I thought archiving the logs can not be done using logstash. (Because for archiving first I have to check the ID , AND then getting all the records from archive_index then push them on latest_logs and then delete all the records from latest_logs for getting only new ID logs).
So I am correctly doing like this
logstash -> file -> java -> es
But the problem is when I am writing all the logs into file , file size is getting increase very rapidly (some G.B in few days).
SO I want the alternative solution for that .

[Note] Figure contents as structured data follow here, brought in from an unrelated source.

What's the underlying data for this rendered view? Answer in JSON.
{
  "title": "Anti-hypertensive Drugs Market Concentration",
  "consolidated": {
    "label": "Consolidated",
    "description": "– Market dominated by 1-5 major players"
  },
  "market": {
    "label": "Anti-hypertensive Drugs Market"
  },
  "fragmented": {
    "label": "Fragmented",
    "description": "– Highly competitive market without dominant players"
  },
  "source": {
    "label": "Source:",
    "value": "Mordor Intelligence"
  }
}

- Is it possible from logstash I will feed my logs to kafta then kafta to java ? (if yes how will kafta ensure that after this much amount of data previous data should flush (if java has already got that )).
Best Regards,
Navneet
If your goal is to have one index per ID, how about including the ID in the index name? If you need to be able to refer to the current ID via a symbolic "latest" name, set up an Elasticsearch alias for that. I don't think you can get Logstash to do that though. Similarly, if you want to be able to refer to non-current indexes via a symbolic "archive" name you can use an alias for that too.
scenario is that -I will be having two index only. So only logs having latest ID will be in latest_index (for that I have to check whether the current ID is same as previous IF yes then it means that id has not changed and it is latest ID so I will push my doc into latest_index , if ID gets changed then all the doc are in latest_index will go archive . In archive index there can have many IDs but in the latest_index there will have logs with current running ID.)
EX - if am getting 10 IDs , 9 IDs along with their logs would be in archive_index and one latest ID along with its log will be in latest_index
Yes, the design is clear but I think it's flawed and will lead to unnecessary complexity to can be avoided with index aliases. What isn't clear is why it's so important to have a "latest" index. Whatever problem that design is trying to address could have other solutions.
how does aliasing the index can solve the problem ?
I have two kibana dashboards one points out to latest_id and another points to archive_id.
Is their another solution possible ?
An index alias "latest_id" that points to the currently latest index allows you to keep your existing Kibana dashboard without changes and have ES transparently translate all requests for "latest_id" to the current index. Same thing with "archive_id" except that it can point to multiple indexes (all indexes except the latest one).
If you at some point want to consolidate the archive indexes into one big index (or a few larger ones) you can do that and update the alias accordingly. This can even be an atomic operation.
- Copy documents from physical indexes archive_id_1, archive_id_2, and archive_id_3 to archive_id_123.
- Reconfigure the archive_id alias to point to archive_id_123.
- Delete archive_id_1, archive_id_2, and archive_id_3.